Part of his work is with policy oversight of training so he was interested to see how it was going, talk to Airmen and see how commanders were handling the challenges in preparing Airmen for their future in the Air Force. The changes being made in Washington, D.C., that are making their way to bases were a focus of his trip. 

"I wanted to see the policy at work in the field on things like sexual assaults, religious tolerance and training," the assistant secretary said. "At Sheppard, I got to see this policy at work and see that you are preparing Airmen to be expeditionary in our future Air Force." 

His three-day visit took him throughout the base, giving him a chance to see all of Sheppard's training in action. From the medical readiness site to the simulators at the 80th Flying Training Wing and telecommunications training to aircraft maintenance, the assistant secretary was able to view much of what Team Sheppard does on a daily basis. 

The instructors and students had a chance to talk with Mr. Dominguez and shared their opinions on training and their insight into Air Force life with him. 

"In talking to the instructors, I could see how excited they were to being doing their job," he said. "It looks like we are doing the right things here and are accomplishing a lot." 
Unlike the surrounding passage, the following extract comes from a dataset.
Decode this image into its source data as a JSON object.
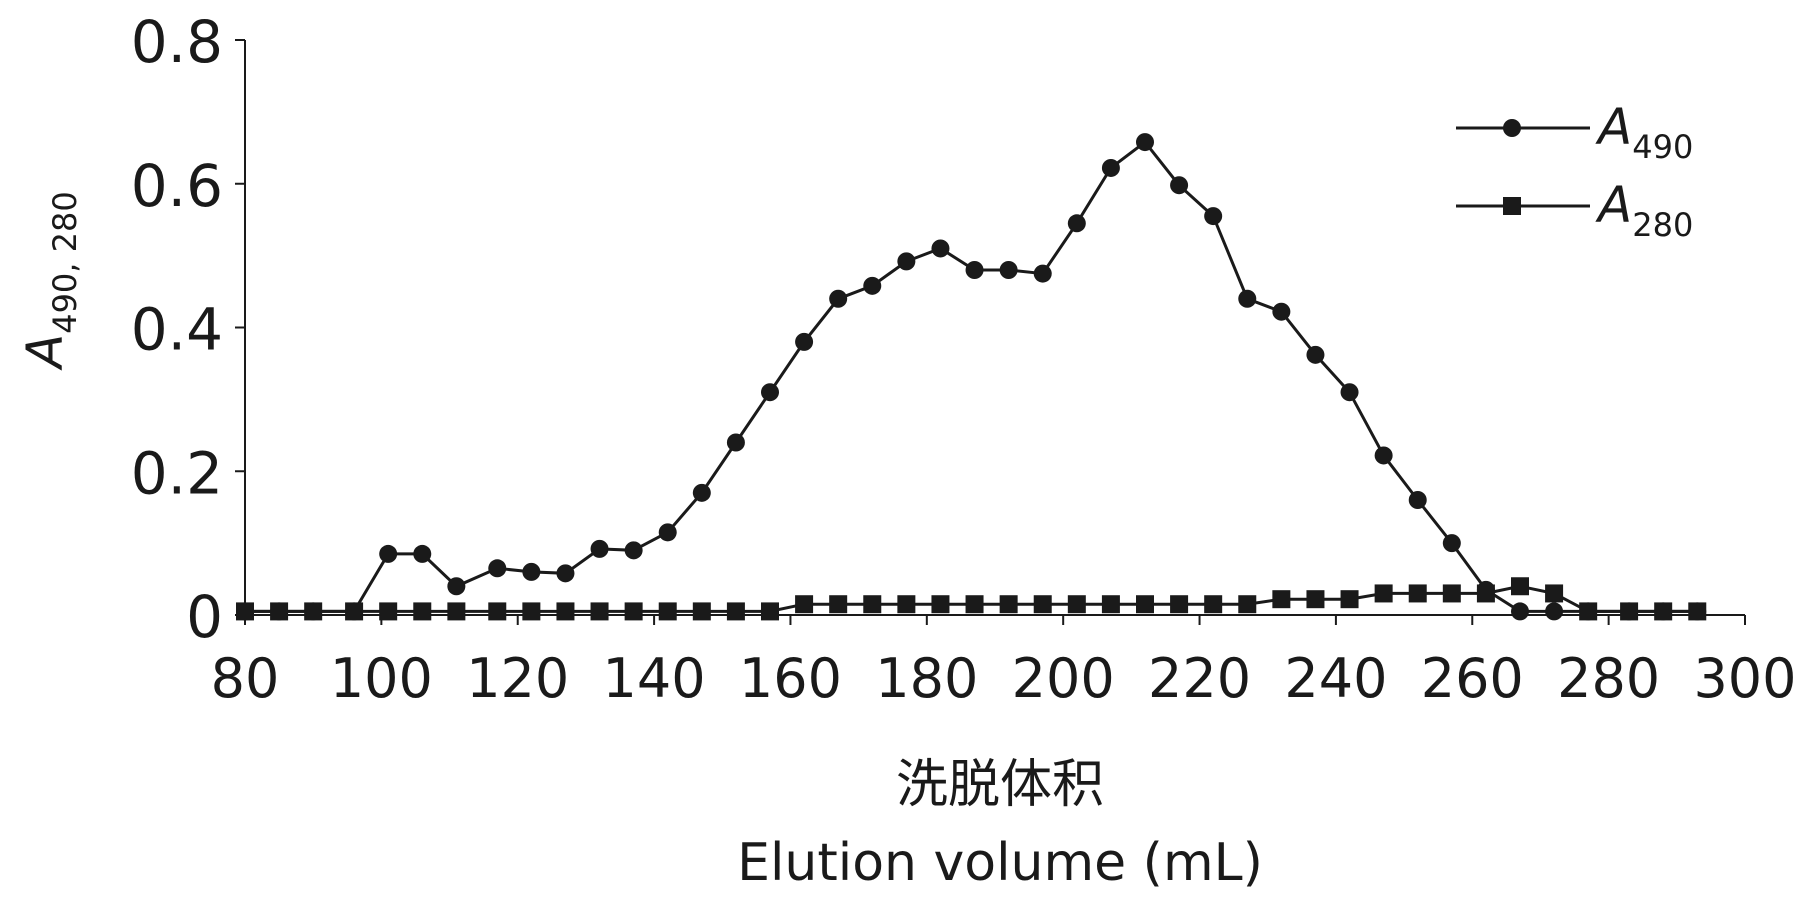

One of the areas that really impressed him was the degree to which the training programs have incorporated new technologies into the classroom and improved as a result. Seeing the Euro-NATO Joint Jet Pilot Training program's new flight simulators further showed him the scope of Sheppard's training. 

"I'm glad things are working here at Sheppard," Mr. Dominguez said. "We can see the right movement here and in the Air Force as a whole toward an expeditionary focus. It is a big deal today and Sheppard gets this, I can see it in the training."